Jon Lester has acted as both stopper and ace for the Red Sox all season, and the 24-year-old lefty wunderkind did it again Monday night when his team needed it most.
Lester did his best Josh Beckett impersonation in dominating the Angels hitters for seven shutout innings, but he also needed a little ninth-inning assistance from the offense after the bullpen couldn't hold the two-run lead. Lester was 5-1 with a 1.41 ERA in seven starts following a Sox loss during the regular season and again showed in the decisive Game 4 of the ALDS why he's both the best antidote to a Boston losing streak and a certified postseason weapon of mass destruction.
Pitching Lester twice, or even three times, in a playoff series tilts the odds considerably into Boston's favor going forward -- and that's before one considers the other talented members of the starting rotation, a solid defense and an offense capable of scoring enough to win.
In three postseason starts, Lester has pitched 19 2/3 innings and has yet to allow an earned run in a baseball success story that's like a made-for-TV-movie in the making. Move over, Big Game Beckett and Big Schill, there's a new big game sheriff in Boston, and he looks as if he's going to be wearing Red Stockings for a while.
"Jon Lester is a man among boys out there right now," Josh Beckett said. "When he wants to throw his fastball 97 mph, then he can throw his fastball 97 mph right now. That's fun to watch. You just sit back at times and watch and say to yourself, 'This is something pretty special.'"
Lester was hitting 96-97 mph on the radar gun with a crackling, overwhelming fastball mixed with the same cutter and changeup combination he has utilized all season to great success. Lester simply overpowered the Angels twice in the five-game playoff series and was the difference between advancement and a first round exit. The win improves him to 2-0 in the postseason and lowers his overall postseason ERA to a microscopic 0.77 in 23 1/3 innings.

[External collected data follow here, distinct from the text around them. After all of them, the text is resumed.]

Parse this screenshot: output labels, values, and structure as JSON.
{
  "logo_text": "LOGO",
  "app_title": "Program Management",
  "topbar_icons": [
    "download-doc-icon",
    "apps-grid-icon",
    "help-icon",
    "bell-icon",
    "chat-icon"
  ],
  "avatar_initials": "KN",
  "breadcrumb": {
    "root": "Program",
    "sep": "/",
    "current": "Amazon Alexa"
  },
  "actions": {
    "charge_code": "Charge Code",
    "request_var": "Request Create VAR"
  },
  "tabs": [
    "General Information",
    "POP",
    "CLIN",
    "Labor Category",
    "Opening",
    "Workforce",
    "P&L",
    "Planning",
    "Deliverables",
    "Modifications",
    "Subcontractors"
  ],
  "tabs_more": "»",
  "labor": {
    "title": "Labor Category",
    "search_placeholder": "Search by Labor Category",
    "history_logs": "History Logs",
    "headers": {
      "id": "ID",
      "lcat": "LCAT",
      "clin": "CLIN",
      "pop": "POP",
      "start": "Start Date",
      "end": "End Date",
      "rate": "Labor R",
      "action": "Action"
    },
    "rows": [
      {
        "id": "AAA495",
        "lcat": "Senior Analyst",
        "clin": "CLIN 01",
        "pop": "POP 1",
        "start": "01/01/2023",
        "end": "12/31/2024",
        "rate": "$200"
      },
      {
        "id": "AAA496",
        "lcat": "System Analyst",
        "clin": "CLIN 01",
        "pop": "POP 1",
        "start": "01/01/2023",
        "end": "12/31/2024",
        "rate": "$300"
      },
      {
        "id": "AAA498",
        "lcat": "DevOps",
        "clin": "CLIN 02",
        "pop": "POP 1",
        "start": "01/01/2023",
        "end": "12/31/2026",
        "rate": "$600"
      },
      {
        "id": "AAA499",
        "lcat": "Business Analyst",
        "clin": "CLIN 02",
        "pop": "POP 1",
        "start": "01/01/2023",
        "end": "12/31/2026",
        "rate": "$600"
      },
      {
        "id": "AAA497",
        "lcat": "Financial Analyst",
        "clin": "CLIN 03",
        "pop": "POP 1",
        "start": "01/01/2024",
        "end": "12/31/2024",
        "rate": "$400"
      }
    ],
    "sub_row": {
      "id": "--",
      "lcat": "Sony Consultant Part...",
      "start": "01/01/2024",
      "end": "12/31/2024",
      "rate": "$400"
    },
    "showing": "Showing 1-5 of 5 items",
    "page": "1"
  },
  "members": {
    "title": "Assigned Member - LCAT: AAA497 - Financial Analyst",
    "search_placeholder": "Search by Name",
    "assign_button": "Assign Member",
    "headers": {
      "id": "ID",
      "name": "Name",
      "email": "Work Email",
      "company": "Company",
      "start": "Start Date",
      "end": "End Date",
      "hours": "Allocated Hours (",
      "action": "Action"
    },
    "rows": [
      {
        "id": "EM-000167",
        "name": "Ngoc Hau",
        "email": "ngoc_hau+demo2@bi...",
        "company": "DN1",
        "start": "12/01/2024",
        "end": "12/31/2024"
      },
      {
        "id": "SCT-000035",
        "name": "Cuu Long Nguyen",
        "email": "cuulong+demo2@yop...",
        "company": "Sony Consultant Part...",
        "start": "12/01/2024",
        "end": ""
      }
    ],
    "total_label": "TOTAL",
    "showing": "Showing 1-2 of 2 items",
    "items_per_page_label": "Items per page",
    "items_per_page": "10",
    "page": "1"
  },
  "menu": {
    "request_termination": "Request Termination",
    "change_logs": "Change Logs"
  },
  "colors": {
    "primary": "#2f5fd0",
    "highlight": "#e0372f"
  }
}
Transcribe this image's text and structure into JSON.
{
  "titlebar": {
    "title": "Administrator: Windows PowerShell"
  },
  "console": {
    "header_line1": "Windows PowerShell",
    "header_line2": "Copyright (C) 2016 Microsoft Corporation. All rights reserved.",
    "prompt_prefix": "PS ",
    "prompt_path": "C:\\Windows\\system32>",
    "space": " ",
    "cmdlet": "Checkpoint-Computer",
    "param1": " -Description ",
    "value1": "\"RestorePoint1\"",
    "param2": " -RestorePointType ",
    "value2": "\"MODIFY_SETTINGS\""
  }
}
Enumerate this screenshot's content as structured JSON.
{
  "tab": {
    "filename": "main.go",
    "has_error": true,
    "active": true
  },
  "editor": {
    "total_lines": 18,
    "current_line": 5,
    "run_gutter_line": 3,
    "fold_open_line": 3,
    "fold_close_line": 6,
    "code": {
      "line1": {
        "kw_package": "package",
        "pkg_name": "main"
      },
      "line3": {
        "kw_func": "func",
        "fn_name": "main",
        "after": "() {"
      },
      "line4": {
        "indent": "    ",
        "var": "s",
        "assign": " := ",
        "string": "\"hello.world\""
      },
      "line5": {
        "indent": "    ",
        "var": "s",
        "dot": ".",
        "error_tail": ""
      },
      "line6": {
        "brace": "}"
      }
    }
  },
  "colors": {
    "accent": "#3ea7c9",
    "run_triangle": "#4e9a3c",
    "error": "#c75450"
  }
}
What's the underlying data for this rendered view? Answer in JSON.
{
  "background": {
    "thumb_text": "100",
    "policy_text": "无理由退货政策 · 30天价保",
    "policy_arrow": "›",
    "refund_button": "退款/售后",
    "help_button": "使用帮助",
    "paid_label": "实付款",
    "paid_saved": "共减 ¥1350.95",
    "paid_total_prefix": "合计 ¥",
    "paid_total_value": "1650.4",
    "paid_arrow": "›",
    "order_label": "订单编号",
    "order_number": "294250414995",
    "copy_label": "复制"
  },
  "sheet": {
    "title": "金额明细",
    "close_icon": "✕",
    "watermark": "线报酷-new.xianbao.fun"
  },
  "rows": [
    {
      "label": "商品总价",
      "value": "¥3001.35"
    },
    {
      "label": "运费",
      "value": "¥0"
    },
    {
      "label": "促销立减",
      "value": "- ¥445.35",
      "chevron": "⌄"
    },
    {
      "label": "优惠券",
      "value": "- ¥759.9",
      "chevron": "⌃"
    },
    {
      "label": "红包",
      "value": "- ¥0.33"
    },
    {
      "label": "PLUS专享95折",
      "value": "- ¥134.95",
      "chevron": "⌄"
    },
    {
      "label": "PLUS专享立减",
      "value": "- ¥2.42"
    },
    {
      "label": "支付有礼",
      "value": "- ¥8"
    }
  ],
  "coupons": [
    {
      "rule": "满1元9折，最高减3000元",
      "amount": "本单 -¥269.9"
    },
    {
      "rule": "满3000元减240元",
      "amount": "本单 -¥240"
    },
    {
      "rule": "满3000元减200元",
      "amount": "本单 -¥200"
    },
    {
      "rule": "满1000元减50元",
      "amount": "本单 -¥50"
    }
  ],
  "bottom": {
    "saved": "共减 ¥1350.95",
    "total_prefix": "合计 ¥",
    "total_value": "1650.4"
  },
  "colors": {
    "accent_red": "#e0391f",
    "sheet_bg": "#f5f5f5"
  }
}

RED SOX 3, ANGELS 2: SS Jed Lowrie sliced a seeing-eye single through the hole between first base and second base that scored LF Jason Bay from second base in the bottom of the ninth, ending a riveting walk-off win. LHP Jon Lester tossed seven innings of shutout ball to give the Sox a 2-0 lead, but the bullpen faltered in the eighth and allowed the Angels back into the game. Lowrie and Bay both finished with two hits in the ALDS-deciding Game 4 victory.